Usai sholat tarawih sambil pulang saya merenung betapa pentingnya pengetahuan agama bagi umat Islam secara keseluruhan, tidak saja menyangkut isi peribadatan (misalnya memahami makna bacaan-bacaan dalam sholat) dan rukun semua bentuk peribadatan, tetapi juga menyangkut etika beribadah, seperti bagaimana berpakaian yang tepat ketika menuju rumah-rumah Allah. Berpakaian oblong memang tidak kemudian membatalkan sholat, tetapi ketika sholat sebenarnya seseorang sedang berkomunikasi secara langsung dengan dzat yang memberi kehidupan, yang memberi rezeki, yang mengangkat derajat seseorang dan yang Maha Segalanya.

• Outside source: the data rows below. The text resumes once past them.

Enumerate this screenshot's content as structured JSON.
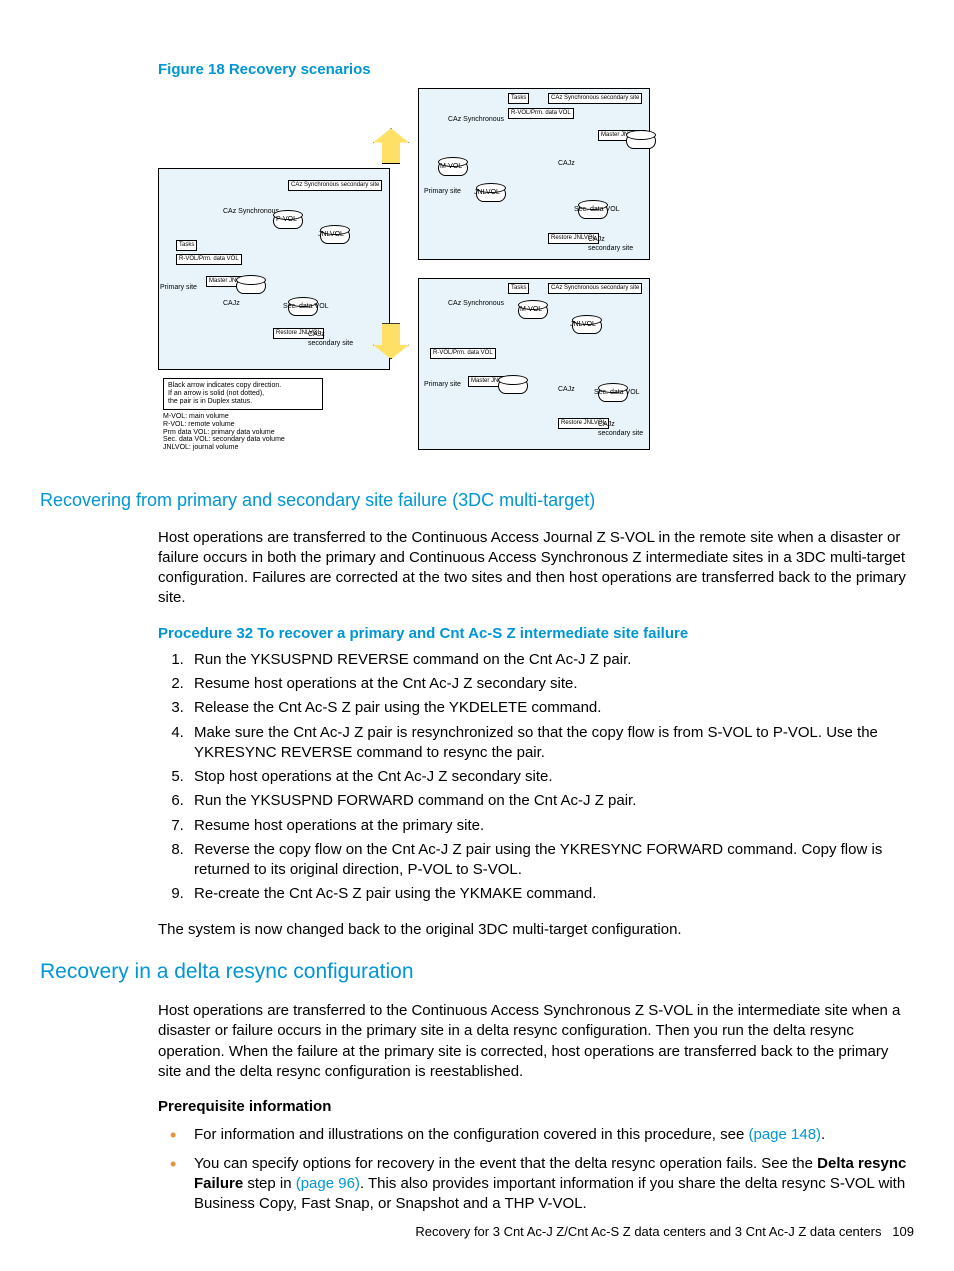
{
  "figure": {
    "caption": "Figure 18 Recovery scenarios",
    "legend_note": "Black arrow indicates copy direction.\nIf an arrow is solid (not dotted),\nthe pair is in Duplex status.",
    "legend_defs": "M-VOL: main volume\nR-VOL: remote volume\nPrm data VOL: primary data volume\nSec. data VOL: secondary data volume\nJNLVOL: journal volume",
    "labels": {
      "caz_sync": "CAz\nSynchronous",
      "cajz": "CAJz",
      "caz_sync_sec": "CAz Synchronous\nsecondary site",
      "sec_site": "secondary site",
      "prim_site": "Primary site",
      "tasks": "Tasks",
      "rvol_prm": "R-VOL/Prm.\ndata VOL",
      "master_jnl": "Master\nJNLVOL",
      "restore_jnl": "Restore\nJNLVOL",
      "pvol": "P-VOL",
      "mvol": "M-VOL",
      "jnlvol": "JNLVOL",
      "sec_data_vol": "Sec. data VOL"
    }
  },
  "section1": {
    "title": "Recovering from primary and secondary site failure (3DC multi-target)",
    "para": "Host operations are transferred to the Continuous Access Journal Z S-VOL in the remote site when a disaster or failure occurs in both the primary and Continuous Access Synchronous Z intermediate sites in a 3DC multi-target configuration. Failures are corrected at the two sites and then host operations are transferred back to the primary site.",
    "procedure_title": "Procedure 32 To recover a primary and Cnt Ac-S Z intermediate site failure",
    "steps": [
      "Run the YKSUSPND REVERSE command on the Cnt Ac-J Z pair.",
      "Resume host operations at the Cnt Ac-J Z secondary site.",
      "Release the Cnt Ac-S Z pair using the YKDELETE command.",
      "Make sure the Cnt Ac-J Z pair is resynchronized so that the copy flow is from S-VOL to P-VOL. Use the YKRESYNC REVERSE command to resync the pair.",
      "Stop host operations at the Cnt Ac-J Z secondary site.",
      "Run the YKSUSPND FORWARD command on the Cnt Ac-J Z pair.",
      "Resume host operations at the primary site.",
      "Reverse the copy flow on the Cnt Ac-J Z pair using the YKRESYNC FORWARD command. Copy flow is returned to its original direction, P-VOL to S-VOL.",
      "Re-create the Cnt Ac-S Z pair using the YKMAKE command."
    ],
    "closing": "The system is now changed back to the original 3DC multi-target configuration."
  },
  "section2": {
    "title": "Recovery in a delta resync configuration",
    "para": "Host operations are transferred to the Continuous Access Synchronous Z S-VOL in the intermediate site when a disaster or failure occurs in the primary site in a delta resync configuration. Then you run the delta resync operation. When the failure at the primary site is corrected, host operations are transferred back to the primary site and the delta resync configuration is reestablished.",
    "prereq_heading": "Prerequisite information",
    "bullet1_pre": "For information and illustrations on the configuration covered in this procedure, see ",
    "bullet1_link": "(page 148)",
    "bullet1_post": ".",
    "bullet2_pre": "You can specify options for recovery in the event that the delta resync operation fails. See the ",
    "bullet2_bold": "Delta resync Failure",
    "bullet2_mid": " step in ",
    "bullet2_link": "(page 96)",
    "bullet2_post": ". This also provides important information if you share the delta resync S-VOL with Business Copy, Fast Snap, or Snapshot and a THP V-VOL."
  },
  "footer": {
    "text": "Recovery for 3 Cnt Ac-J Z/Cnt Ac-S Z data centers and 3 Cnt Ac-J Z data centers",
    "page": "109"
  }
}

Dengan menyadari bahwa seseorang sedang berkomunikasi langsung dengan sang Maha Segalanya ketika mendirikan sholat, seseorang akan mempertimbangkan untuk mengenakan pakaian yang pantas. Menghadiri undangan rapat RT saja tidak akan mengenakan pakaian kaos oblong, apalagi menghadiri jama’ah untuk menghadap sang Maha Segalanya.
Untuk menghibur kegelisahan saya selama mengikuti sholat di masjid itu saya menghela nafas agak panjang sambil bergumam sendirian bahwa kendati mengenakan pakaian yang tidak tepat dua pemuda itu masih jauh lebih baik daripada pemuda-pemuda perlente dengan pakaian necis yang berkaraoke ria di tempat-tempat hiburan ketika warga lainnya sedang menunaikan ibadah tarawih di bulan Ramadhan.
Kelompok pemuda yang disebut terakhir itu tidak mau bersyukur kepada sang Pemberi rezeki yang sedang memanggilnya untuk beribadah di bulan yang penuh rahmat dan maghfiroh ini. Sambil bernafas, saya pun berucap ‘alhamdulillah’ karena menyaksikan dua pemuda yang tertib menjalankan ibadah sholat isya’ dan tarawih hingga akhir. Itulah sebagian serba-serbi peristiwa yang terjadi pada saya di bulan Ramadhan 1436 H ini. Saya bersyukur dengan semua yang saya alami karena selalu ada hikmah yang dapat saya petik dari peristiwa sekecil apapun dalam hidup saya, termasuk dari tulisan SEMEN GRESIK dan lambang Partai Demokrat dengan gambar SBY dan Boediono di punggung dua pemuda yang sholat di depan saya itu!